Ranking abroad but not at home almost always points to a geo-relevance and competition mismatch, not a glitch. Three causes do most of the work. The competition abroad may simply be weaker, so a page strong enough to rank there sits too low in a crowded home market. Your geo-targeting signals may be pointing Google toward the wrong audience, so the engine reads your site as a better fit for those other regions. Or the competitors in your own market may be stronger than the ones overseas, so the same page that wins abroad loses at home. Read the pattern as a signal about where Google thinks you belong.

The geo-targeting signals are the part most people overlook, and they stack. Hreflang tags can tell Google which language and region each page serves, and a misconfiguration can steer the engine to the wrong country. Server location or a country-code domain (a .de, .co.uk, or similar) nudges relevance toward that nation. The countries your backlinks come from matter too: a profile dominated by foreign links tells Google your relevance leans foreign. When several of these point away from home, ranking abroad is the expected outcome.

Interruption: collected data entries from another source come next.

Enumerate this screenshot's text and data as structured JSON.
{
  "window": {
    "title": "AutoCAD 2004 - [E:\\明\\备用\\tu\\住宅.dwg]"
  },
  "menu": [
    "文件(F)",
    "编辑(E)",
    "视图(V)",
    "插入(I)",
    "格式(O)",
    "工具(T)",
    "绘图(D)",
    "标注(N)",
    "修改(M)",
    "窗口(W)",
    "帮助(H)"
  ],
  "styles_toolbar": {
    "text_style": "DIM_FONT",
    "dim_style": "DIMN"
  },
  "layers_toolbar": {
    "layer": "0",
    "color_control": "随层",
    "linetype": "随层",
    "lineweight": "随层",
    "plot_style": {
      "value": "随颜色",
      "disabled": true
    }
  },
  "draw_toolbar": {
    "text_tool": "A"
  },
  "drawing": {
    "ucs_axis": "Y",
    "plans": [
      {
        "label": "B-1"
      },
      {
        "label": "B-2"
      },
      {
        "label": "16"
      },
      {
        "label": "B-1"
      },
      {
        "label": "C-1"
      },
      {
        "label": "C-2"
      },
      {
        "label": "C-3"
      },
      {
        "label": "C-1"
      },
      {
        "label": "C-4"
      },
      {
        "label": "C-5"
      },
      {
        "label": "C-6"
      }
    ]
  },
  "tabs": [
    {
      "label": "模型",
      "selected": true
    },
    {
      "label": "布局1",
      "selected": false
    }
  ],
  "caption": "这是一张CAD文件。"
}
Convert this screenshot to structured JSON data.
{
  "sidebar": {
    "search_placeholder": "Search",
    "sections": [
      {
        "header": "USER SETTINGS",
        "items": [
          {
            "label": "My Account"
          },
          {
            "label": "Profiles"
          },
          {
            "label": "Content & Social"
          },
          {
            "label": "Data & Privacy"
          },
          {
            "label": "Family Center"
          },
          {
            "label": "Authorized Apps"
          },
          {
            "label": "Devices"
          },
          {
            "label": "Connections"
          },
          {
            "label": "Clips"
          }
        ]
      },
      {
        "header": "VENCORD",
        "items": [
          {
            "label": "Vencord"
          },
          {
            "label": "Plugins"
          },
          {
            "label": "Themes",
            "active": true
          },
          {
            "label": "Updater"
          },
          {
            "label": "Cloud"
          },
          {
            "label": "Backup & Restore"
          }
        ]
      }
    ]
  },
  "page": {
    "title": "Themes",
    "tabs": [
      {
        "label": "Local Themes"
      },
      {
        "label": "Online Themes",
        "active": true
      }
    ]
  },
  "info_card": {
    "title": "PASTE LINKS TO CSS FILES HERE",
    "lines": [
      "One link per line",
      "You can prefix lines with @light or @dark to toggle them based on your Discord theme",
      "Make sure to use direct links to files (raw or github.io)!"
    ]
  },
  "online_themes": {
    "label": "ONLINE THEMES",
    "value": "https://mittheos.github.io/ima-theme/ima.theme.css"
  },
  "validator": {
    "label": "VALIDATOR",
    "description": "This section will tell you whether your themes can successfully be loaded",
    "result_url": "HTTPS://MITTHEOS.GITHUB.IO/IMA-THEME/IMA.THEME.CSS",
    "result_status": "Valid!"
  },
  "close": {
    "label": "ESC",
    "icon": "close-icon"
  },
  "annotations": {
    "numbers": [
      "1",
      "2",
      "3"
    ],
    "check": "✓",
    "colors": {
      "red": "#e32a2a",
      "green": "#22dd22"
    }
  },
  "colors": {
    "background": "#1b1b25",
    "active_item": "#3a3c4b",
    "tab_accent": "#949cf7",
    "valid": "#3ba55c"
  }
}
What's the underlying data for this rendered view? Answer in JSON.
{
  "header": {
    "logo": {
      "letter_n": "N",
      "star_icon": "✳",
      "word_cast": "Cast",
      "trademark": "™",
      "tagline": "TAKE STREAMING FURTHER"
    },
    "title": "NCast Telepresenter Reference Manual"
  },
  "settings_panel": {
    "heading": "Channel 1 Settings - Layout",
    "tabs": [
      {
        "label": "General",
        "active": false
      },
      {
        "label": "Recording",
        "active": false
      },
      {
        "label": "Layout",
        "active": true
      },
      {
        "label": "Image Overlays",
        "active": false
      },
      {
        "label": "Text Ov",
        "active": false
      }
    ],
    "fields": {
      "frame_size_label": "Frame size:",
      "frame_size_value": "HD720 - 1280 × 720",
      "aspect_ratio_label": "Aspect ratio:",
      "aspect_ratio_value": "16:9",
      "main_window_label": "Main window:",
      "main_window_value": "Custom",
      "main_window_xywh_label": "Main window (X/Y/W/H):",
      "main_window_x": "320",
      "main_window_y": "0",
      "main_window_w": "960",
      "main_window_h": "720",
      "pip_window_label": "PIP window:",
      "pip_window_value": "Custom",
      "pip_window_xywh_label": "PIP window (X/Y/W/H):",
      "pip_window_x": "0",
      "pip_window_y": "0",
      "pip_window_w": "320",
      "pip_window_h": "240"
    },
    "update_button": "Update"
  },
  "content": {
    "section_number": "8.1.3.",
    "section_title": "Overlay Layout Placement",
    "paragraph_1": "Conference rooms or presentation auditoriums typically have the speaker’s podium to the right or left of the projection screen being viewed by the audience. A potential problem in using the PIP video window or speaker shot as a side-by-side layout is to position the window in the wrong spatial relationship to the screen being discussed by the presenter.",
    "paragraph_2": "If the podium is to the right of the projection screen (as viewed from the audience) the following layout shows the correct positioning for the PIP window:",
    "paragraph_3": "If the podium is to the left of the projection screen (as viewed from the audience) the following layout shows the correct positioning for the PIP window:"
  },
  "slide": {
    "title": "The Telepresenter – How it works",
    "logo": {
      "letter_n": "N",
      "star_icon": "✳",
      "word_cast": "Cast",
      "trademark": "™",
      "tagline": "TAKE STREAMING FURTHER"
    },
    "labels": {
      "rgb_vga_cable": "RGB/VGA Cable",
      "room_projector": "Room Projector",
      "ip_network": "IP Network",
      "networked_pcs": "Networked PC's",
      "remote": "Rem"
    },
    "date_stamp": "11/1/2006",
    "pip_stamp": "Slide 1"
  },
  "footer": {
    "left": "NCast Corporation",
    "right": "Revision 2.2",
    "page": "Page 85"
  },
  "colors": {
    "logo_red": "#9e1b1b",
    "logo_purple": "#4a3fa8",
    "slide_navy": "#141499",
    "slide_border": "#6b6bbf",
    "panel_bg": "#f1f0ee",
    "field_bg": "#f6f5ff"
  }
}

Competition is the other half. Some markets are thin enough that modest authority ranks, while your home market may be saturated with established, well-linked rivals who have earned the trust that query rewards. The same page can clear a low bar in one country and fall short of a high one in another. This is ordinary observed behavior across markets of different maturity, worth confirming against your own country-by-country search data rather than treating as random.

To act, audit both halves. Check hreflang, server or domain signals, and the geographic spread of your links to confirm they point at your home market, and fix what does not. Then study the actual home-market competition: who ranks, how strong they are, and what they cover. If the signals are right and the gap is competition, the work is local authority and links from your own market, not a quick technical patch.